Emahoy Tsegué-Maryam Guèbrou, an Ethiopian nun, composer and pianist, has died at the age of 99.
According to the country’s state-run news outlet Fana Broadcasting Corporate, she died in Jerusalem. Guèbrou had been living at the Ethiopian Monastery there for almost 40 years.
As a child, she spent time as a prisoner of war and went onto study under the Polish violinist Alexander Kontorowicz in Cairo.
Guèbrou released her first album in 1967, donating proceeds to those in need, and continued to use money made from her music to help raise aid for Ethiopian children orphaned by war. The Emahoy Tsege Mariam Music Foundation was also established to help children in need have the ability to study music.
After her mother’s death in 1984, she moved to the Ethiopian Monastery in Jerusalem.
Her music has been used in the Oscar-nominated 2020 documentary Time and in Rebecca Hall’s Netflix drama Passing. Over her life, she composed more than 150 original works of music for piano, organ, opera, and chamber ensembles.

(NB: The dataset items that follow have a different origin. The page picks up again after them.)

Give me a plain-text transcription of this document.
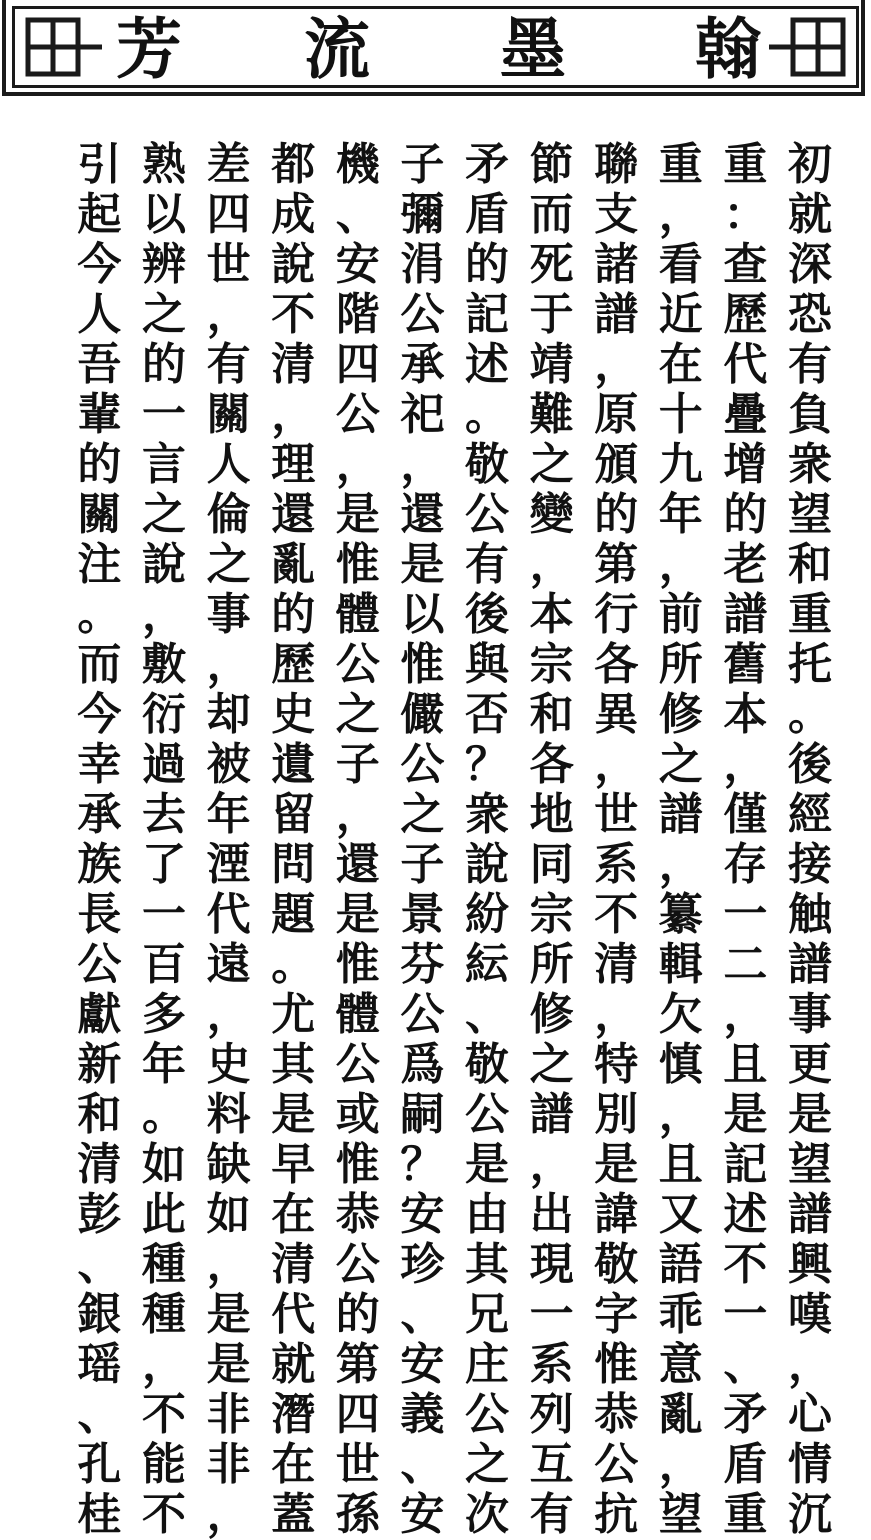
芳 流 墨 翰
初
就
深
恐
有
負
衆
望
和
重
托
。
後
經
接
触
譜
事
更
是
望
譜
興
嘆
，
心
情
沉
重
：
查
歷
代
疊
增
的
老
譜
舊
本
，
僅
存
一
二
，
且
是
記
述
不
一
、
矛
盾
重
重
，
看
近
在
十
九
年
，
前
所
修
之
譜
，
纂
輯
欠
慎
，
且
又
語
乖
意
亂
，
望
聯
支
諸
譜
，
原
頒
的
第
行
各
異
，
世
系
不
清
，
特
別
是
諱
敬
字
惟
恭
公
抗
節
而
死
于
靖
難
之
變
，
本
宗
和
各
地
同
宗
所
修
之
譜
，
出
現
一
系
列
互
有
矛
盾
的
記
述
。
敬
公
有
後
與
否
？
衆
說
紛
紜
、
敬
公
是
由
其
兄
庄
公
之
次
子
彌
涓
公
承
祀
，
還
是
以
惟
儼
公
之
子
景
芬
公
爲
嗣
？
安
珍
、
安
義
、
安
機
、
安
階
四
公
，
是
惟
體
公
之
子
，
還
是
惟
體
公
或
惟
恭
公
的
第
四
世
孫
都
成
說
不
清
，
理
還
亂
的
歷
史
遺
留
問
題
。
尤
其
是
早
在
清
代
就
潛
在
蓋
差
四
世
，
有
關
人
倫
之
事
，
却
被
年
湮
代
遠
，
史
料
缺
如
，
是
是
非
非
，
熟
以
辨
之
的
一
言
之
說
，
敷
衍
過
去
了
一
百
多
年
。
如
此
種
種
，
不
能
不
引
起
今
人
吾
輩
的
關
注
。
而
今
幸
承
族
長
公
獻
新
和
清
彭
、
銀
瑶
、
孔
桂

Journalist and author Kate Molleson made a documentary about her for BBC Radio Four called The Honky Tonk Man. She described her as “a woman whose choices were determined by religious self-exile, maverick gender struggles and Ethiopia’s dramatic 20th-century political history – and who became a singular artist in the process”.
She once said to Molleson: “We can’t always choose what life brings. But we can choose how to respond.”